Desde temprano, la vivienda llena de ruidos. Todos llegaban con bolsas de alimentos para la fiesta de celebración, con paquetes de colores con regalos escondidos.
A los más pequeños se les advertía de no molestar a la viejecita. Ellos no supieron de la abuela vivaracha y juguetona. Losadolescentes que sí conocieron de sus maravillosos cuentos y sus manos bondadosas, se acercaban y suavemente la acariciaban.
En el dormitorio se acumulaban los presentes. Se complacían sus gustos todavía. Anchas batas de colores multiplicados al estilo de las mariposas. Colonias suaves, imitadoras del jazmín de enredadera.

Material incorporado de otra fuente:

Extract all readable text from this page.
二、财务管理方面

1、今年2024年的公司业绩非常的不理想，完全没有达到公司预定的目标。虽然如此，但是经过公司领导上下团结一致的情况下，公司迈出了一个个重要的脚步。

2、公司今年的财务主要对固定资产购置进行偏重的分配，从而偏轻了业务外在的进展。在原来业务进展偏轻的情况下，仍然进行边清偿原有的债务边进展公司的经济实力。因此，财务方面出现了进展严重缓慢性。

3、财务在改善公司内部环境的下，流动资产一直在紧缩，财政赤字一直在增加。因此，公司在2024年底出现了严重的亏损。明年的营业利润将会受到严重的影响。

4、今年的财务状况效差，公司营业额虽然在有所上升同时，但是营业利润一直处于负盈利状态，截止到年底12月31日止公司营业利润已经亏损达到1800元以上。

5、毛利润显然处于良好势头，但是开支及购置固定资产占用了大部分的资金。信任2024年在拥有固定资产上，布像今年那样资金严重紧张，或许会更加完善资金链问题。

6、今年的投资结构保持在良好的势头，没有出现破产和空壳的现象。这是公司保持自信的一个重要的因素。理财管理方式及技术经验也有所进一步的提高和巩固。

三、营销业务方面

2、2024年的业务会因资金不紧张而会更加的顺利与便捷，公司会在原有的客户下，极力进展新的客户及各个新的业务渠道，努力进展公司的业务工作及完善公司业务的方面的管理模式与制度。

Al igual que en los cumpleaños infantiles, la fiesta comenzó cuando caía el sol. Ya la traían al jardín donde colocaron la larga mesa. Bañada, perfumada de pies a cabeza, bata blanca bordada y con encajes, situada frente al enorme cake y la vela que representaba todos los años de su vida.
La anciana paseó sus ojos por la figura diluida de sus descendientes. Por unos instantes el rostro recobró vivacidad y logró una sonrisa en su boca vacía.
No todos los días se cumplen cien años.